Up-regulation of maturation markers on MoDCs in response to proinflammatory factors.

MoDCs were prepared by culturing purified CD14⁺ monocytes for 7 days in GM-CSF and IL-4 and stimulated for 3 days with the indicated stimuli. Surface expression of maturation markers was examined by flow cytometry on day 10. (A) Immature MoDCs were stimulated with either TNF-α (20 ng/mL) or IFN-α (1000 IU/mL) or PGE₂ (1 μM) or combinations thereof as indicated for 3 days, and flow cytometric analysis of CD83 expression was performed. (B) Immature MoDCs were stimulated for 3 days with either TNF-α + IFN-α + PGE2 or CD40L (1 μg/mL) or intact E coli(1 × 10⁶), and flow cytometric analysis of CD80, CD83, CD86, HLA-I, and HLA-II expression was assessed.
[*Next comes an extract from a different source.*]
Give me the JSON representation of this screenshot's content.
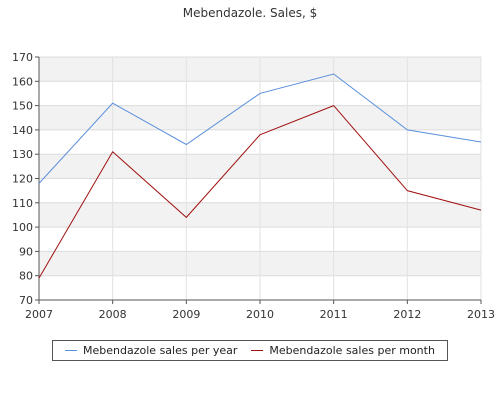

Results are shown as fold increase of mean fluorescence levels relative to nonstimulated control MoDCs (control, normalized to 1). Figures represent the means (SEM of 4 experiments for (C) FITC-dextran uptake or (D) PE-latex bead uptake (1 μm) at either 4°C or 37°C for 30 minutes. Cells were examined by flow-cytometry to assess internalized FITC or PE. The data are presented as the MFI of internalized FITC or PE and represent means (SEM) of 4 experiments.